L'attuale politica di protezione dei dati pone l'accento sui diritti dell'individuo. Ma non valuta il modo in cui il nostro libero arbitrio è sempre più limitato in ambienti tecnologicamente sempre più complessi, e tanto meno gli effetti della metamorfosi digitale sul processo di soggettivazione, o il divenire dell'individuo. In questi testi, più spesso che non, consideriamo il soggetto come già costituito, in grado di esercitare i propri diritti, con il loro libero arbitrio e principi. E ancora, la caratteristica della tecnologia digitale, come qui proposto, è che contribuisce a creare una nuova forma di soggettività:ridistribuendo costantemente i parametri di costrizione e incitamento, creando le condizioni per una maggiore malleabilità individuale. Descriviamo questo processo nel lavoro Les identités numériques en tension (Identità Digitali in Tensione), scritto sotto la Presidenza Valori e Politiche delle Informazioni Personali presso IMT.
Le risorse stabilite dal GDPR sono chiaramente necessarie per supportare l'iniziativa individuale e l'autonomia nella gestione delle nostre vite digitali. Ciò nonostante, le stesse nozioni del consenso dell'utente e del controllo sui propri dati su cui si basa l'attuale movimento sono problematiche. Questo perché ci sono due modi di pensare, che sono distinti, eppure coerenti tra loro.
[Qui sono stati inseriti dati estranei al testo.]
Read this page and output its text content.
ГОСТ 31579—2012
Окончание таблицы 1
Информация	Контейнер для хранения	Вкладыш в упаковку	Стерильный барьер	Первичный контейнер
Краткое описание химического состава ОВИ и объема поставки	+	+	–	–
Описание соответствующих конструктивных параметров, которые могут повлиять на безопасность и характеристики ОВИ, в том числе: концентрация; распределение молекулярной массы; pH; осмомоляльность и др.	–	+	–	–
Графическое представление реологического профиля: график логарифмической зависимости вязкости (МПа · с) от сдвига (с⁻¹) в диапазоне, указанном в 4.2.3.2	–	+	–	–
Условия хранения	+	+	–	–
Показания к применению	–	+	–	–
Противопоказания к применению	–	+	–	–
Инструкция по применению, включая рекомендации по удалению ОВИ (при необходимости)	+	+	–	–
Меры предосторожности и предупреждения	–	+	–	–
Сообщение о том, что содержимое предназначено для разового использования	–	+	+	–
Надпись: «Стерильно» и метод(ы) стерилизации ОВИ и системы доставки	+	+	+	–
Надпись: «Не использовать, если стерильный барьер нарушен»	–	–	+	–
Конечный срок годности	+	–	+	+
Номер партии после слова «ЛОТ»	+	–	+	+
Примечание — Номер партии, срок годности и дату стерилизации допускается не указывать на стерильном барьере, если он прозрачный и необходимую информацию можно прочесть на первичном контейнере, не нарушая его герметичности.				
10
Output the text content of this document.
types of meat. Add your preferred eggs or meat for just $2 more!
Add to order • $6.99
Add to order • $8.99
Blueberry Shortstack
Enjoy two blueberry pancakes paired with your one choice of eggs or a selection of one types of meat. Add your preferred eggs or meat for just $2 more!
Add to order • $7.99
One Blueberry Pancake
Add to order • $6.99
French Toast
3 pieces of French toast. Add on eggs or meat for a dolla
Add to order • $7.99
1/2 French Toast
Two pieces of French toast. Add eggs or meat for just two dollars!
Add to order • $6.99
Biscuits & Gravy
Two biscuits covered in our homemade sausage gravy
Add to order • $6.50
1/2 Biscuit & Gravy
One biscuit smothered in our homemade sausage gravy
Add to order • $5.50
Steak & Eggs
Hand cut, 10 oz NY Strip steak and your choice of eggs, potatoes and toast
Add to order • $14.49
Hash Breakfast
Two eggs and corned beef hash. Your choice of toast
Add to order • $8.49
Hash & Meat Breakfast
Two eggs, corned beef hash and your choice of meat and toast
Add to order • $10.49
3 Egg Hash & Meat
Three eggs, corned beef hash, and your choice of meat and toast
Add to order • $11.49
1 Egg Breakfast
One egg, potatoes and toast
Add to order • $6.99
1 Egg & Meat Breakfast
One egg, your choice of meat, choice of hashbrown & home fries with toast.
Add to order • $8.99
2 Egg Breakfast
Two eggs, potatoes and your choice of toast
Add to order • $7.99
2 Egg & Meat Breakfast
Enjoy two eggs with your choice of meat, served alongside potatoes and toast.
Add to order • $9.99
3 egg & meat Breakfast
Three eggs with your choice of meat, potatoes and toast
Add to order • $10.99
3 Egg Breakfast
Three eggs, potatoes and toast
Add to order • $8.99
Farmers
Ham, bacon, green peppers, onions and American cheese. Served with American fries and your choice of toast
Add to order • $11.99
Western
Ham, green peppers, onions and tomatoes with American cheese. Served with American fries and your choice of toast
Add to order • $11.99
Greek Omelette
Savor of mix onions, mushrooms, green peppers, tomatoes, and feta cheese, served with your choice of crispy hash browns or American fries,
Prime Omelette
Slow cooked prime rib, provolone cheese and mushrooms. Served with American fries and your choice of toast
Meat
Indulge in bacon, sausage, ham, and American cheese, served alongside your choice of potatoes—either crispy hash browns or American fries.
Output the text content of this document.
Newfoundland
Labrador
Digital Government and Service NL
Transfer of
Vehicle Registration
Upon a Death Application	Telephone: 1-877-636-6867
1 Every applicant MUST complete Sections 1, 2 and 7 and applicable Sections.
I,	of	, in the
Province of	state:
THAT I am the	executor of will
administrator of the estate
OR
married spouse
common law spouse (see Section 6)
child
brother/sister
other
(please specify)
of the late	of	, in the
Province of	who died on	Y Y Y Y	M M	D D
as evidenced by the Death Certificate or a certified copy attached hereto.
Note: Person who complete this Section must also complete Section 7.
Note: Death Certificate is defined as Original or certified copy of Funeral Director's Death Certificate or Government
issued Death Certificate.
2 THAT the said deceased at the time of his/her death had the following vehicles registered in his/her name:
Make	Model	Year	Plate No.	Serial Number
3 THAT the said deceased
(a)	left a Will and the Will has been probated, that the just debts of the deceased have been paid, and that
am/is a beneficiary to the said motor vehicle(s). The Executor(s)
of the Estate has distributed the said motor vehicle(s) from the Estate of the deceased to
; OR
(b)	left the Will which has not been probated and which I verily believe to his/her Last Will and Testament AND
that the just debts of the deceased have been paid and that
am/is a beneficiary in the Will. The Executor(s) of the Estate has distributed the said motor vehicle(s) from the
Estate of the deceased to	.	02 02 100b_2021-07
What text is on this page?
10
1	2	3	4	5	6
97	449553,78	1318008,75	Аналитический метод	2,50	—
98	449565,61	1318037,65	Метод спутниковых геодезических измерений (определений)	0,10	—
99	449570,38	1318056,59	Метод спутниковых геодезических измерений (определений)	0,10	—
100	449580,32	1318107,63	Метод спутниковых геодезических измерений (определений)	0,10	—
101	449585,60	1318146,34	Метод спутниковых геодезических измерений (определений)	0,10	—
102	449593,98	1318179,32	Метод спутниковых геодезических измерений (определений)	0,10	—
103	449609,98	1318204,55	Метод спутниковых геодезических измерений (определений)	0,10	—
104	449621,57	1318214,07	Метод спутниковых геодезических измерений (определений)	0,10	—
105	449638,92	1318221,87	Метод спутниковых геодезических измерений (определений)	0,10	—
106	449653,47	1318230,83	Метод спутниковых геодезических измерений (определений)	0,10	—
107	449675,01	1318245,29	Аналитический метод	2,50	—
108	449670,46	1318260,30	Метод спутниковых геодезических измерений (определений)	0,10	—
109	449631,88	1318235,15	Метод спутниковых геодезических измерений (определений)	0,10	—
Nuova visibilità per i privati
Gli utenti di Internet sembrano diventare più consapevoli delle tracce che lasciano, volente o nolente, durante la loro attività online (metadati di connessione, Per esempio). Questo può servire come supporto per l'approccio basato sul consenso. Però, questa dinamica ha i suoi limiti.
in primo luogo, il crescente volume di informazioni raccolte rende irrealistica la nozione di consenso e controllo sistematici dell'utente, se non altro per il sovraccarico cognitivo che indurrebbe. Anche, cambiamenti nella natura dei metodi tecnici di raccolta, come dimostrato dall'avvento degli oggetti connessi, ha portato all'aumento dei sensori che raccolgono dati anche senza che l'utente se ne accorga. L'esempio della videosorveglianza abbinata al riconoscimento facciale non è più una mera ipotesi, insieme alle conoscenze che gli operatori acquisiscono da questi dati. Si tratta di una sorta di strato di identità digitale il cui contenuto e i vari possibili utilizzi sono del tutto sconosciuti alla persona da cui proviene.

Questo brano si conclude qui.